Remenber, the boiler is made of thousands of individual tubes, and it only takes the failure of one tiny tube to force the entire boiler to be shutdown. Therefore the governing deisgn philosphy is to design all tubes to be adequate to survive the "worst tube" operating conditions, given that there will be unbalances in flow and temperature of fluid and gases .

"...when logic, and proportion, have fallen, sloppy dead..." Grace Slick
 
And eventually surface contamination and thickening oxide scale will have the effect of increasing metal temperature.

"Everyone is entitled to their own opinions, but they are not entitled to their own facts."
 
Note that Davefitz' answer assumes you have more information than what you stated. If you assume heat is being transferred across a surface, you can't assume average temperature is equal to the cool side, which is what it sounds like you were hoping to do.
 
Thanks everyone for the effort.

Maybe if I give a couple of examples, it could be easier to answer.

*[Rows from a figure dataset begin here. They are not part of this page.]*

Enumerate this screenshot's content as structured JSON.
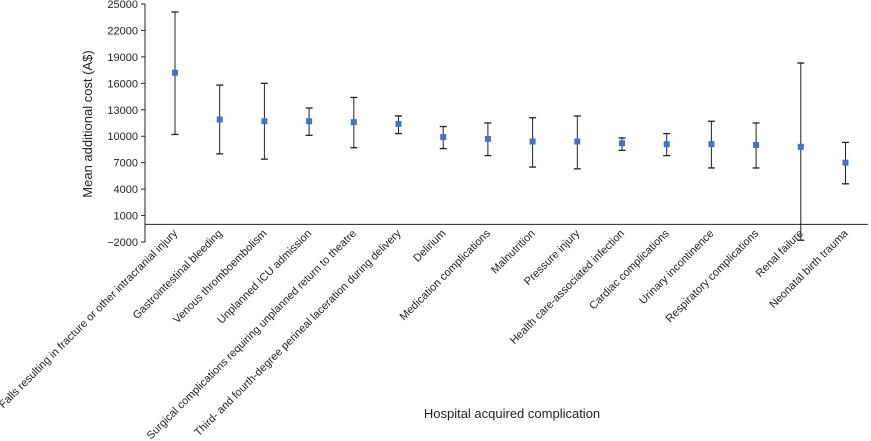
{
  "chart_data": {
    "type": "scatter",
    "title": "",
    "xlabel": "Hospital acquired complication",
    "ylabel": "Mean additional cost (A$)",
    "ylim": [
      -2000,
      25000
    ],
    "yticks": [
      -2000,
      1000,
      4000,
      7000,
      10000,
      13000,
      16000,
      19000,
      22000,
      25000
    ],
    "ytick_labels": [
      "−2000",
      "1000",
      "4000",
      "7000",
      "10000",
      "13000",
      "16000",
      "19000",
      "22000",
      "25000"
    ],
    "grid": false,
    "marker_color": "#4472c4",
    "errorbar_color": "#222222",
    "categories": [
      "Falls resulting in fracture or other intracranial injury",
      "Gastrointestinal bleeding",
      "Venous thromboembolism",
      "Unplanned ICU admission",
      "Surgical complications requiring unplanned return to theatre",
      "Third- and fourth-degree perineal laceration during delivery",
      "Delirium",
      "Medication complications",
      "Malnutrition",
      "Pressure injury",
      "Health care-associated infection",
      "Cardiac complications",
      "Urinary incontinence",
      "Respiratory complications",
      "Renal failure",
      "Neonatal birth trauma"
    ],
    "values": [
      17200,
      11900,
      11700,
      11700,
      11600,
      11400,
      9900,
      9700,
      9400,
      9400,
      9200,
      9100,
      9100,
      9000,
      8800,
      7000
    ],
    "lower": [
      10200,
      8000,
      7400,
      10100,
      8700,
      10300,
      8600,
      7800,
      6500,
      6300,
      8400,
      7800,
      6400,
      6400,
      -1800,
      4600
    ],
    "upper": [
      24100,
      15800,
      16000,
      13200,
      14400,
      12300,
      11100,
      11500,
      12100,
      12300,
      9800,
      10300,
      11700,
      11500,
      18300,
      9300
    ]
  }
}
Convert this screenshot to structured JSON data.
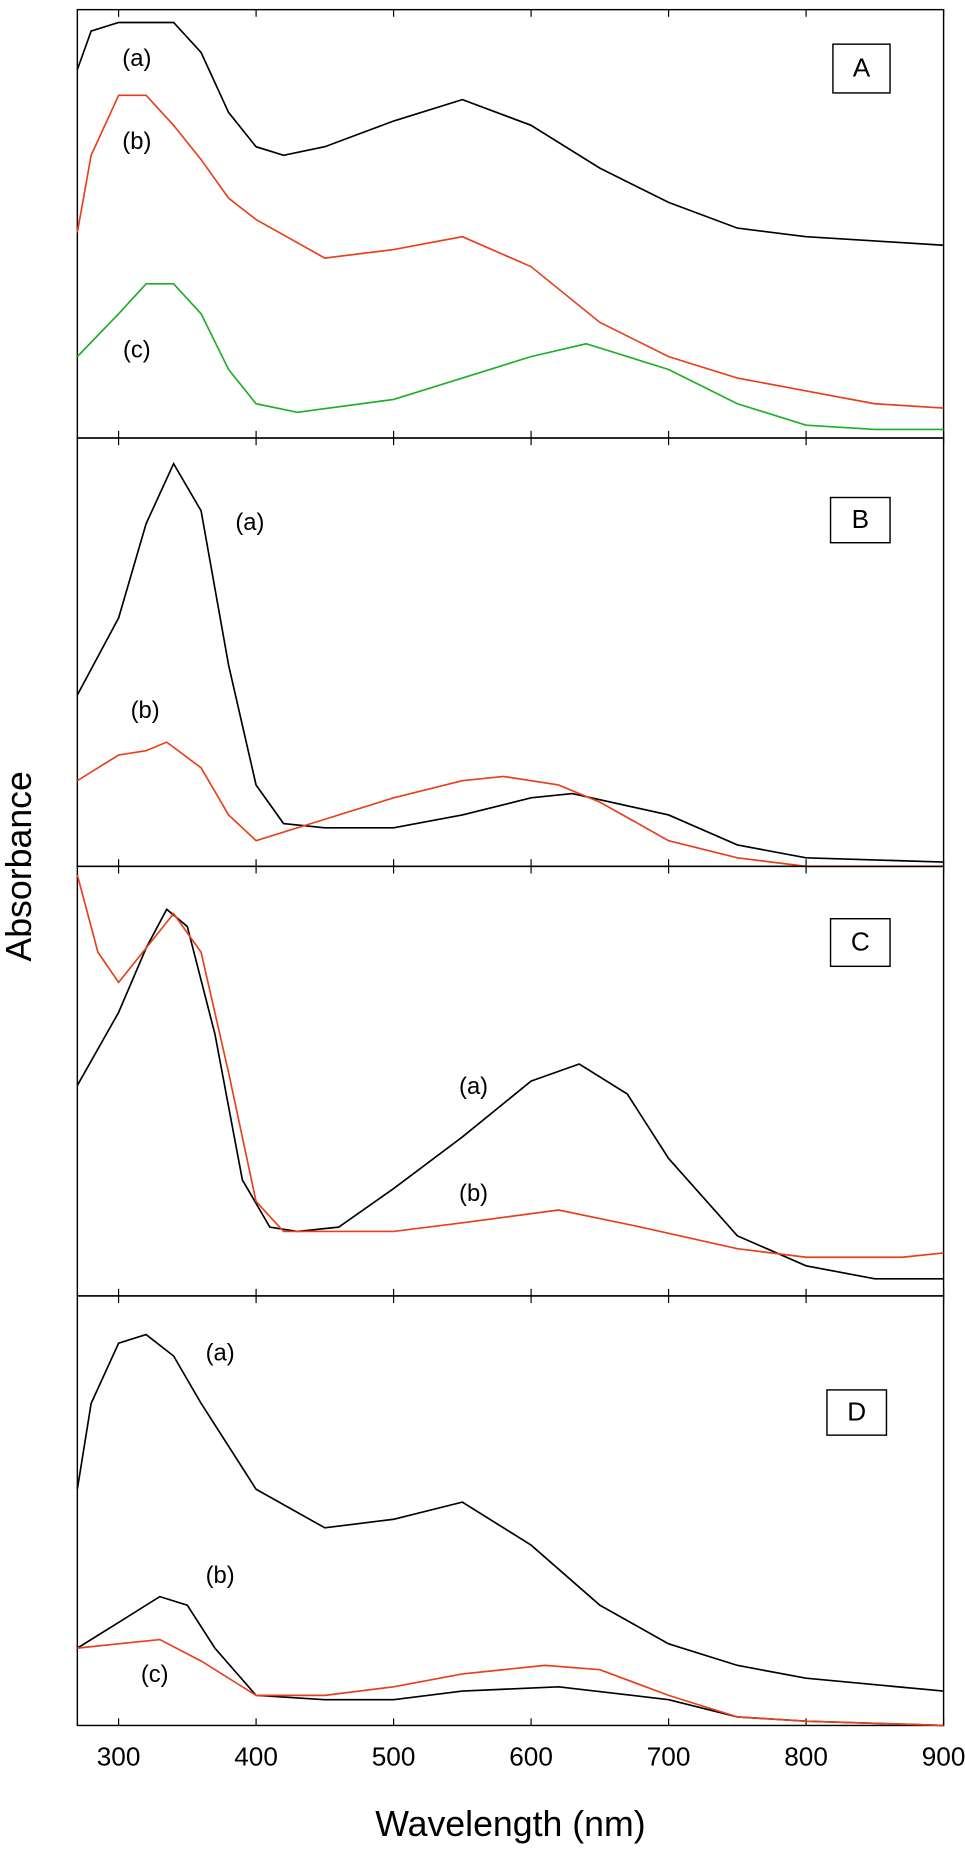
{
  "chart_data": [
    {
      "type": "line",
      "panel_label": "A",
      "xlim": [
        270,
        900
      ],
      "ylim": [
        0,
        1
      ],
      "series": [
        {
          "name": "(a)",
          "color": "#000000",
          "x": [
            270,
            280,
            300,
            320,
            340,
            360,
            380,
            400,
            420,
            450,
            500,
            550,
            600,
            650,
            700,
            750,
            800,
            850,
            900
          ],
          "values": [
            0.86,
            0.95,
            0.97,
            0.97,
            0.97,
            0.9,
            0.76,
            0.68,
            0.66,
            0.68,
            0.74,
            0.79,
            0.73,
            0.63,
            0.55,
            0.49,
            0.47,
            0.46,
            0.45
          ]
        },
        {
          "name": "(b)",
          "color": "#e8401c",
          "x": [
            270,
            280,
            300,
            320,
            340,
            360,
            380,
            400,
            450,
            500,
            550,
            600,
            650,
            700,
            750,
            800,
            850,
            900
          ],
          "values": [
            0.48,
            0.66,
            0.8,
            0.8,
            0.73,
            0.65,
            0.56,
            0.51,
            0.42,
            0.44,
            0.47,
            0.4,
            0.27,
            0.19,
            0.14,
            0.11,
            0.08,
            0.07
          ]
        },
        {
          "name": "(c)",
          "color": "#1fae28",
          "x": [
            270,
            300,
            320,
            340,
            360,
            380,
            400,
            430,
            500,
            550,
            600,
            640,
            700,
            750,
            800,
            850,
            900
          ],
          "values": [
            0.19,
            0.29,
            0.36,
            0.36,
            0.29,
            0.16,
            0.08,
            0.06,
            0.09,
            0.14,
            0.19,
            0.22,
            0.16,
            0.08,
            0.03,
            0.02,
            0.02
          ]
        }
      ]
    },
    {
      "type": "line",
      "panel_label": "B",
      "xlim": [
        270,
        900
      ],
      "ylim": [
        0,
        1
      ],
      "series": [
        {
          "name": "(a)",
          "color": "#000000",
          "x": [
            270,
            300,
            320,
            340,
            360,
            380,
            400,
            420,
            450,
            500,
            550,
            600,
            630,
            700,
            750,
            800,
            900
          ],
          "values": [
            0.4,
            0.58,
            0.8,
            0.94,
            0.83,
            0.47,
            0.19,
            0.1,
            0.09,
            0.09,
            0.12,
            0.16,
            0.17,
            0.12,
            0.05,
            0.02,
            0.01
          ]
        },
        {
          "name": "(b)",
          "color": "#e8401c",
          "x": [
            270,
            300,
            320,
            335,
            360,
            380,
            400,
            450,
            500,
            550,
            580,
            620,
            650,
            700,
            750,
            800,
            900
          ],
          "values": [
            0.2,
            0.26,
            0.27,
            0.29,
            0.23,
            0.12,
            0.06,
            0.11,
            0.16,
            0.2,
            0.21,
            0.19,
            0.15,
            0.06,
            0.02,
            0.0,
            0.0
          ]
        }
      ]
    },
    {
      "type": "line",
      "panel_label": "C",
      "xlim": [
        270,
        900
      ],
      "ylim": [
        0,
        1
      ],
      "series": [
        {
          "name": "(a)",
          "color": "#000000",
          "x": [
            270,
            300,
            320,
            335,
            350,
            370,
            390,
            410,
            430,
            460,
            500,
            550,
            600,
            635,
            670,
            700,
            750,
            800,
            850,
            900
          ],
          "values": [
            0.49,
            0.66,
            0.81,
            0.9,
            0.86,
            0.61,
            0.27,
            0.16,
            0.15,
            0.16,
            0.25,
            0.37,
            0.5,
            0.54,
            0.47,
            0.32,
            0.14,
            0.07,
            0.04,
            0.04
          ]
        },
        {
          "name": "(b)",
          "color": "#e8401c",
          "x": [
            270,
            285,
            300,
            320,
            340,
            360,
            380,
            400,
            420,
            500,
            550,
            620,
            680,
            750,
            800,
            870,
            900
          ],
          "values": [
            0.98,
            0.8,
            0.73,
            0.81,
            0.89,
            0.8,
            0.52,
            0.22,
            0.15,
            0.15,
            0.17,
            0.2,
            0.16,
            0.11,
            0.09,
            0.09,
            0.1
          ]
        }
      ]
    },
    {
      "type": "line",
      "panel_label": "D",
      "xlim": [
        270,
        900
      ],
      "ylim": [
        0,
        1
      ],
      "xticks": [
        300,
        400,
        500,
        600,
        700,
        800,
        900
      ],
      "xlabel": "Wavelength (nm)",
      "ylabel": "Absorbance",
      "series": [
        {
          "name": "(a)",
          "color": "#000000",
          "x": [
            270,
            280,
            300,
            320,
            340,
            360,
            380,
            400,
            450,
            500,
            550,
            600,
            650,
            700,
            750,
            800,
            900
          ],
          "values": [
            0.55,
            0.75,
            0.89,
            0.91,
            0.86,
            0.75,
            0.65,
            0.55,
            0.46,
            0.48,
            0.52,
            0.42,
            0.28,
            0.19,
            0.14,
            0.11,
            0.08
          ]
        },
        {
          "name": "(b)",
          "color": "#000000",
          "x": [
            270,
            300,
            330,
            350,
            370,
            400,
            450,
            500,
            550,
            620,
            700,
            750,
            800,
            900
          ],
          "values": [
            0.18,
            0.24,
            0.3,
            0.28,
            0.18,
            0.07,
            0.06,
            0.06,
            0.08,
            0.09,
            0.06,
            0.02,
            0.01,
            0.0
          ]
        },
        {
          "name": "(c)",
          "color": "#e8401c",
          "x": [
            270,
            300,
            330,
            360,
            400,
            450,
            500,
            550,
            610,
            650,
            700,
            750,
            800,
            900
          ],
          "values": [
            0.18,
            0.19,
            0.2,
            0.15,
            0.07,
            0.07,
            0.09,
            0.12,
            0.14,
            0.13,
            0.07,
            0.02,
            0.01,
            0.0
          ]
        }
      ]
    }
  ]
}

Let's say a 60-barg boiler with a superheated steam of 540 deg.C, and the feedwater temperature is 107 deg. C.

The saturation temperature would be 277 deg. C. In the furnace, the waterwall tubes and the platen superheaters are exposed to radiant heat, so what would be the estimated metal temperature? In the case of convective tubes, it would be subjected to lower temperatures, so what would be the metal temperature, and the economizer, what would be the estimated temperature?

If someone has a way to figure out these estimates, I appreciate it very much.